From Lloyds’ half year report.
Yep, impairments, which haven’t fallen by as much as expected.
Joint house broker Citigroup spells out below by exactly how much.
Impairments Above Expectations – 1H11 impairment of £5.4bn is 13% above (eg worse) consensus and 7% above Citi estimates. For 2Q11, impairments are 29% above consensus. Relative to our 1H11 forecast, impairments are broadly in-line for Retail (65bps annualised 1H11, 72bps 1H10, 76bps 2H10) and International (789bps, 656bps, 1129bps) but higher in Wholesale (202bps, 311bps, 131bps). Balance sheet impaired loans (10.6%) and coverage ratio (45%) broadly unchanged.
Hmm. Wholesale — or the part of Lloyds lumbered with the corporate real estate assets and the related portfolios of the late, and not much lamented, HBOS.

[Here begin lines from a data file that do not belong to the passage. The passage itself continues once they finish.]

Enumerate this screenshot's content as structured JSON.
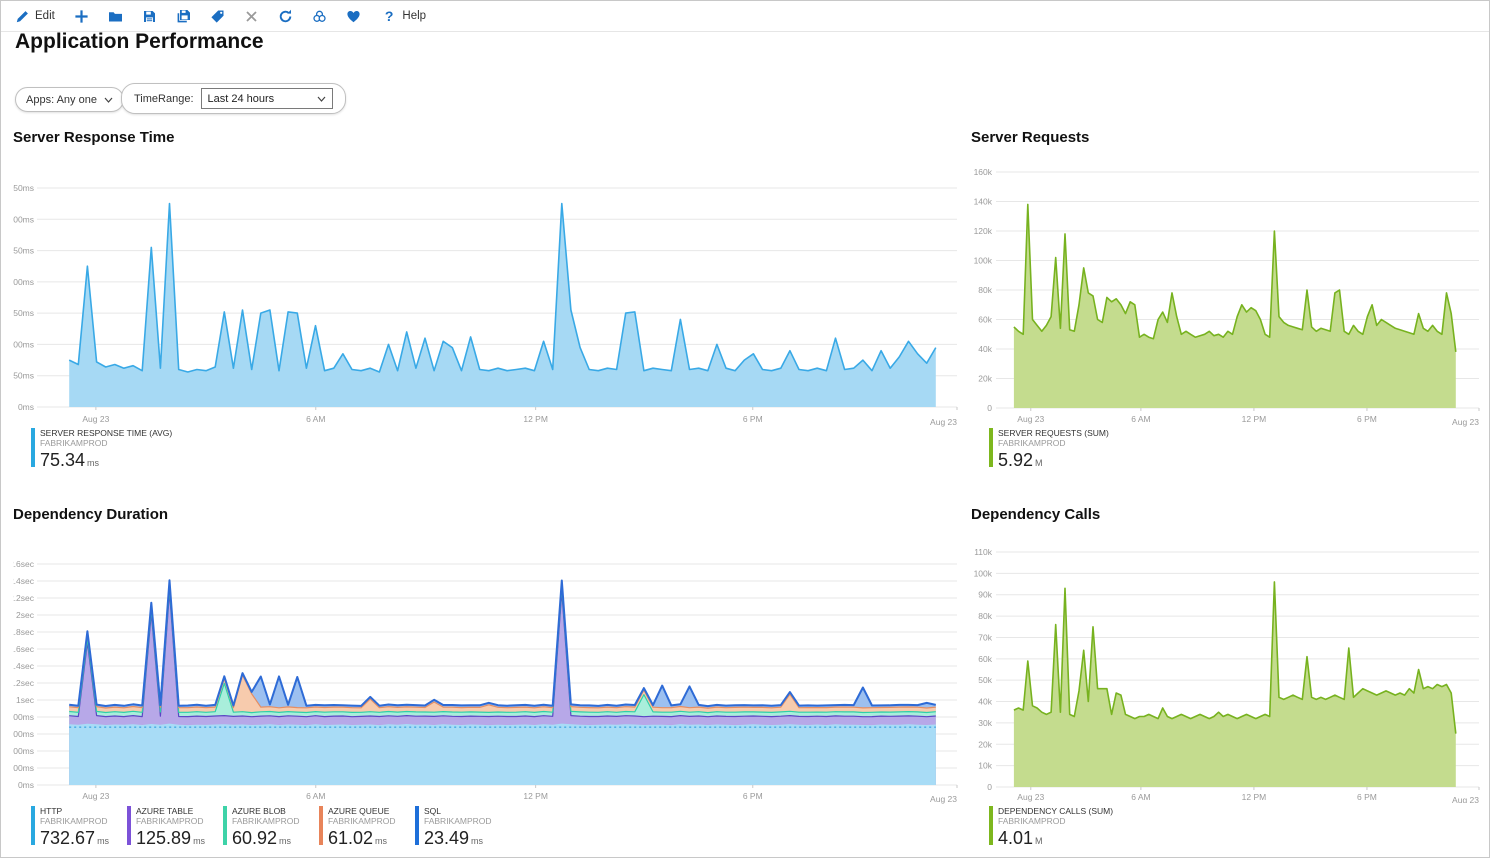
{
  "toolbar": {
    "edit_label": "Edit",
    "help_label": "Help",
    "accent_color": "#1b6ec2",
    "disabled_color": "#9a9a9a"
  },
  "page": {
    "title": "Application Performance"
  },
  "filters": {
    "apps_label": "Apps: Any one",
    "time_range_label": "TimeRange:",
    "time_range_value": "Last 24 hours"
  },
  "chart_data": [
    {
      "id": "c1",
      "type": "area",
      "title": "Server Response Time",
      "ylim": [
        0,
        350
      ],
      "y_ticks": [
        {
          "v": 0,
          "label": "0ms"
        },
        {
          "v": 50,
          "label": "50ms"
        },
        {
          "v": 100,
          "label": "100ms"
        },
        {
          "v": 150,
          "label": "150ms"
        },
        {
          "v": 200,
          "label": "200ms"
        },
        {
          "v": 250,
          "label": "250ms"
        },
        {
          "v": 300,
          "label": "300ms"
        },
        {
          "v": 350,
          "label": "350ms"
        }
      ],
      "x_ticks": [
        "Aug 23",
        "6 AM",
        "12 PM",
        "6 PM",
        "Aug 23"
      ],
      "series": [
        {
          "name": "SERVER RESPONSE TIME (AVG)",
          "stroke": "#39a9e6",
          "fill": "#a6d9f4",
          "values": [
            75,
            68,
            225,
            72,
            64,
            68,
            62,
            66,
            58,
            255,
            62,
            325,
            60,
            56,
            60,
            58,
            64,
            152,
            62,
            155,
            60,
            150,
            155,
            58,
            152,
            150,
            62,
            130,
            58,
            62,
            85,
            60,
            58,
            62,
            56,
            100,
            58,
            120,
            62,
            110,
            58,
            105,
            95,
            58,
            112,
            60,
            58,
            62,
            58,
            60,
            62,
            58,
            105,
            60,
            325,
            155,
            95,
            60,
            58,
            62,
            60,
            150,
            152,
            58,
            62,
            60,
            58,
            140,
            60,
            62,
            58,
            100,
            62,
            58,
            75,
            85,
            60,
            58,
            62,
            90,
            60,
            58,
            62,
            58,
            110,
            60,
            62,
            75,
            58,
            90,
            62,
            80,
            105,
            85,
            70,
            95
          ]
        }
      ],
      "legend": [
        {
          "name": "SERVER RESPONSE TIME (AVG)",
          "app": "FABRIKAMPROD",
          "value": "75.34",
          "unit": "ms",
          "color": "#29a8e0"
        }
      ]
    },
    {
      "id": "c2",
      "type": "area",
      "title": "Server Requests",
      "ylim": [
        0,
        160
      ],
      "y_unit": "thousands",
      "y_ticks": [
        {
          "v": 0,
          "label": "0"
        },
        {
          "v": 20,
          "label": "20k"
        },
        {
          "v": 40,
          "label": "40k"
        },
        {
          "v": 60,
          "label": "60k"
        },
        {
          "v": 80,
          "label": "80k"
        },
        {
          "v": 100,
          "label": "100k"
        },
        {
          "v": 120,
          "label": "120k"
        },
        {
          "v": 140,
          "label": "140k"
        },
        {
          "v": 160,
          "label": "160k"
        }
      ],
      "x_ticks": [
        "Aug 23",
        "6 AM",
        "12 PM",
        "6 PM",
        "Aug 23"
      ],
      "series": [
        {
          "name": "SERVER REQUESTS (SUM)",
          "stroke": "#77b21f",
          "fill": "#c4dc8e",
          "values": [
            55,
            52,
            50,
            138,
            60,
            56,
            52,
            56,
            62,
            102,
            54,
            118,
            53,
            52,
            70,
            95,
            78,
            76,
            60,
            58,
            75,
            72,
            74,
            70,
            64,
            72,
            70,
            48,
            50,
            48,
            47,
            60,
            65,
            58,
            78,
            62,
            50,
            52,
            50,
            48,
            49,
            50,
            52,
            49,
            50,
            48,
            52,
            50,
            62,
            70,
            65,
            68,
            66,
            60,
            50,
            48,
            120,
            62,
            58,
            56,
            55,
            54,
            53,
            80,
            55,
            52,
            54,
            53,
            52,
            78,
            80,
            52,
            50,
            56,
            52,
            50,
            62,
            70,
            56,
            60,
            58,
            56,
            54,
            53,
            52,
            51,
            50,
            64,
            54,
            52,
            56,
            52,
            50,
            78,
            64,
            38
          ]
        }
      ],
      "legend": [
        {
          "name": "SERVER REQUESTS (SUM)",
          "app": "FABRIKAMPROD",
          "value": "5.92",
          "unit": "M",
          "color": "#7db71e"
        }
      ]
    },
    {
      "id": "c3",
      "type": "stacked-area",
      "title": "Dependency Duration",
      "ylim": [
        0,
        2600
      ],
      "ref_line": {
        "v": 680,
        "style": "dotted",
        "color": "#45a8e6"
      },
      "y_ticks": [
        {
          "v": 0,
          "label": "0ms"
        },
        {
          "v": 200,
          "label": "200ms"
        },
        {
          "v": 400,
          "label": "400ms"
        },
        {
          "v": 600,
          "label": "600ms"
        },
        {
          "v": 800,
          "label": "800ms"
        },
        {
          "v": 1000,
          "label": "1sec"
        },
        {
          "v": 1200,
          "label": "1.2sec"
        },
        {
          "v": 1400,
          "label": "1.4sec"
        },
        {
          "v": 1600,
          "label": "1.6sec"
        },
        {
          "v": 1800,
          "label": "1.8sec"
        },
        {
          "v": 2000,
          "label": "2sec"
        },
        {
          "v": 2200,
          "label": "2.2sec"
        },
        {
          "v": 2400,
          "label": "2.4sec"
        },
        {
          "v": 2600,
          "label": "2.6sec"
        }
      ],
      "x_ticks": [
        "Aug 23",
        "6 AM",
        "12 PM",
        "6 PM",
        "Aug 23"
      ],
      "series": [
        {
          "name": "HTTP",
          "stroke": "none",
          "fill": "#a8dcf6",
          "values": [
            715,
            708,
            720,
            714,
            706,
            712,
            708,
            715,
            706,
            718,
            710,
            722,
            708,
            705,
            710,
            707,
            712,
            715,
            708,
            712,
            706,
            710,
            714,
            706,
            712,
            710,
            705,
            715,
            706,
            710,
            712,
            706,
            708,
            712,
            705,
            715,
            708,
            718,
            710,
            712,
            706,
            714,
            710,
            706,
            712,
            708,
            705,
            710,
            706,
            708,
            712,
            706,
            714,
            708,
            722,
            715,
            710,
            706,
            708,
            712,
            708,
            714,
            712,
            706,
            710,
            708,
            705,
            716,
            708,
            712,
            706,
            712,
            708,
            705,
            710,
            714,
            708,
            706,
            710,
            715,
            708,
            706,
            712,
            706,
            714,
            708,
            710,
            706,
            705,
            712,
            708,
            710,
            714,
            710,
            706,
            712
          ]
        },
        {
          "name": "AZURE TABLE",
          "stroke": "#5b47c4",
          "fill": "#b7a8e8",
          "values": [
            100,
            98,
            955,
            102,
            99,
            100,
            97,
            101,
            99,
            1300,
            100,
            1550,
            98,
            100,
            101,
            99,
            100,
            102,
            99,
            100,
            98,
            101,
            100,
            99,
            102,
            100,
            98,
            100,
            99,
            101,
            100,
            98,
            99,
            100,
            101,
            99,
            100,
            98,
            100,
            99,
            101,
            100,
            98,
            100,
            99,
            100,
            101,
            99,
            100,
            98,
            100,
            99,
            101,
            100,
            1550,
            102,
            99,
            100,
            98,
            100,
            99,
            101,
            100,
            98,
            100,
            99,
            100,
            101,
            99,
            100,
            98,
            100,
            99,
            101,
            100,
            98,
            100,
            99,
            100,
            101,
            99,
            100,
            98,
            100,
            99,
            101,
            100,
            98,
            100,
            99,
            100,
            101,
            99,
            100,
            98,
            100
          ]
        },
        {
          "name": "AZURE BLOB",
          "stroke": "#2fd0a8",
          "fill": "#a9eedb",
          "values": [
            50,
            49,
            51,
            50,
            48,
            50,
            49,
            51,
            50,
            49,
            50,
            52,
            49,
            50,
            51,
            49,
            50,
            380,
            49,
            50,
            48,
            50,
            51,
            49,
            50,
            48,
            50,
            49,
            51,
            50,
            49,
            50,
            48,
            50,
            49,
            51,
            50,
            49,
            50,
            48,
            50,
            49,
            51,
            50,
            49,
            50,
            48,
            50,
            49,
            51,
            50,
            49,
            50,
            48,
            50,
            49,
            51,
            50,
            49,
            50,
            48,
            50,
            49,
            260,
            50,
            49,
            51,
            50,
            49,
            50,
            48,
            50,
            49,
            51,
            50,
            48,
            50,
            49,
            50,
            51,
            49,
            50,
            48,
            50,
            49,
            51,
            50,
            49,
            50,
            48,
            50,
            49,
            51,
            50,
            49,
            50
          ]
        },
        {
          "name": "AZURE QUEUE",
          "stroke": "#e58e62",
          "fill": "#f7cbad",
          "values": [
            55,
            54,
            56,
            55,
            53,
            55,
            54,
            56,
            55,
            54,
            55,
            57,
            54,
            55,
            56,
            54,
            55,
            56,
            54,
            430,
            220,
            55,
            56,
            54,
            55,
            53,
            55,
            54,
            56,
            55,
            54,
            55,
            53,
            150,
            54,
            56,
            55,
            54,
            55,
            53,
            120,
            54,
            56,
            55,
            54,
            55,
            90,
            55,
            54,
            56,
            55,
            54,
            55,
            53,
            57,
            56,
            54,
            55,
            53,
            55,
            54,
            56,
            55,
            53,
            55,
            54,
            55,
            56,
            54,
            55,
            53,
            55,
            54,
            56,
            55,
            53,
            55,
            54,
            55,
            200,
            54,
            55,
            53,
            55,
            54,
            56,
            55,
            54,
            55,
            53,
            55,
            56,
            54,
            55,
            53,
            55
          ]
        },
        {
          "name": "SQL",
          "stroke": "#2e6bd6",
          "fill": "#9cc0f0",
          "values": [
            25,
            24,
            26,
            25,
            23,
            25,
            24,
            26,
            25,
            24,
            25,
            27,
            24,
            25,
            26,
            24,
            25,
            26,
            24,
            25,
            23,
            360,
            26,
            370,
            25,
            360,
            25,
            24,
            26,
            25,
            24,
            25,
            23,
            25,
            24,
            26,
            25,
            24,
            25,
            23,
            25,
            24,
            26,
            25,
            24,
            25,
            23,
            25,
            24,
            26,
            25,
            24,
            25,
            23,
            27,
            26,
            24,
            25,
            23,
            25,
            24,
            26,
            25,
            23,
            25,
            260,
            25,
            26,
            250,
            25,
            23,
            25,
            24,
            26,
            25,
            23,
            25,
            24,
            25,
            26,
            24,
            25,
            23,
            25,
            24,
            26,
            25,
            240,
            25,
            24,
            25,
            26,
            24,
            25,
            60,
            25
          ]
        }
      ],
      "legend": [
        {
          "name": "HTTP",
          "app": "FABRIKAMPROD",
          "value": "732.67",
          "unit": "ms",
          "color": "#29a8e0"
        },
        {
          "name": "AZURE TABLE",
          "app": "FABRIKAMPROD",
          "value": "125.89",
          "unit": "ms",
          "color": "#7c52d8"
        },
        {
          "name": "AZURE BLOB",
          "app": "FABRIKAMPROD",
          "value": "60.92",
          "unit": "ms",
          "color": "#3ed3a8"
        },
        {
          "name": "AZURE QUEUE",
          "app": "FABRIKAMPROD",
          "value": "61.02",
          "unit": "ms",
          "color": "#e8845a"
        },
        {
          "name": "SQL",
          "app": "FABRIKAMPROD",
          "value": "23.49",
          "unit": "ms",
          "color": "#1e6fd9"
        }
      ]
    },
    {
      "id": "c4",
      "type": "area",
      "title": "Dependency Calls",
      "ylim": [
        0,
        110
      ],
      "y_unit": "thousands",
      "y_ticks": [
        {
          "v": 0,
          "label": "0"
        },
        {
          "v": 10,
          "label": "10k"
        },
        {
          "v": 20,
          "label": "20k"
        },
        {
          "v": 30,
          "label": "30k"
        },
        {
          "v": 40,
          "label": "40k"
        },
        {
          "v": 50,
          "label": "50k"
        },
        {
          "v": 60,
          "label": "60k"
        },
        {
          "v": 70,
          "label": "70k"
        },
        {
          "v": 80,
          "label": "80k"
        },
        {
          "v": 90,
          "label": "90k"
        },
        {
          "v": 100,
          "label": "100k"
        },
        {
          "v": 110,
          "label": "110k"
        }
      ],
      "x_ticks": [
        "Aug 23",
        "6 AM",
        "12 PM",
        "6 PM",
        "Aug 23"
      ],
      "series": [
        {
          "name": "DEPENDENCY CALLS (SUM)",
          "stroke": "#77b21f",
          "fill": "#c4dc8e",
          "values": [
            36,
            37,
            36,
            59,
            38,
            37,
            35,
            34,
            35,
            76,
            35,
            93,
            34,
            33,
            45,
            64,
            40,
            75,
            46,
            46,
            46,
            34,
            44,
            43,
            34,
            33,
            32,
            33,
            33,
            34,
            33,
            32,
            37,
            33,
            32,
            33,
            34,
            33,
            32,
            33,
            34,
            33,
            32,
            33,
            35,
            33,
            34,
            33,
            32,
            33,
            34,
            33,
            32,
            33,
            34,
            33,
            96,
            42,
            41,
            42,
            43,
            42,
            41,
            61,
            42,
            41,
            42,
            41,
            42,
            43,
            42,
            41,
            65,
            42,
            44,
            46,
            45,
            44,
            43,
            44,
            45,
            44,
            43,
            44,
            43,
            46,
            44,
            55,
            46,
            47,
            46,
            48,
            47,
            48,
            44,
            25
          ]
        }
      ],
      "legend": [
        {
          "name": "DEPENDENCY CALLS (SUM)",
          "app": "FABRIKAMPROD",
          "value": "4.01",
          "unit": "M",
          "color": "#7db71e"
        }
      ]
    }
  ]
}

More from the results statement.
The decrease in this period has continued to be primarily driven by lower impairment from the HBOS heritage corporate real estate and real estate related asset portfolios, together with the stabilising UK and US economic environment in 2010 and so far in 2011 a low interest rate environment helping to maintain defaults at a relatively lower level. This was partly offset by increased impairment on leveraged acquisition finance exposures.
And a bit more on this leveraged acquisition finance portfolio:
Loans and advances to customers of £36.8 billion largely comprise balances in the Structured Corporate Finance portfolio, which includes Acquisition Finance (leveraged lending), Project Finance and asset based finance (in the main rail, aviation and shipping). The leveraged finance portfolio continues to be affected by the economic environment, although the rate of new problem loans abated during 2010 and this trend has continued during the first half of 2011. However, a number of sectors remain vulnerable, especially retail, leisure and healthcare, and refinancing risk is also an issue for Acquisition Finance, with significant loan maturities due in the next few years…
Now, the decrease wasn’t anything like the market was expecting in spite of the positive spin from Lloyds.
JPMorgan, for example, was forecasting a figure of £1.1bn [in wholesale]. The result was £500m higher.
The legacy of Fat Bloke Finance lives on.
(Other highlights/lowlights of impairments include Ireland, where a further 11 per cent of the bank’s portfolio has become impaired, and Australia and New Zealand, where the number’s risen 8 per cent.)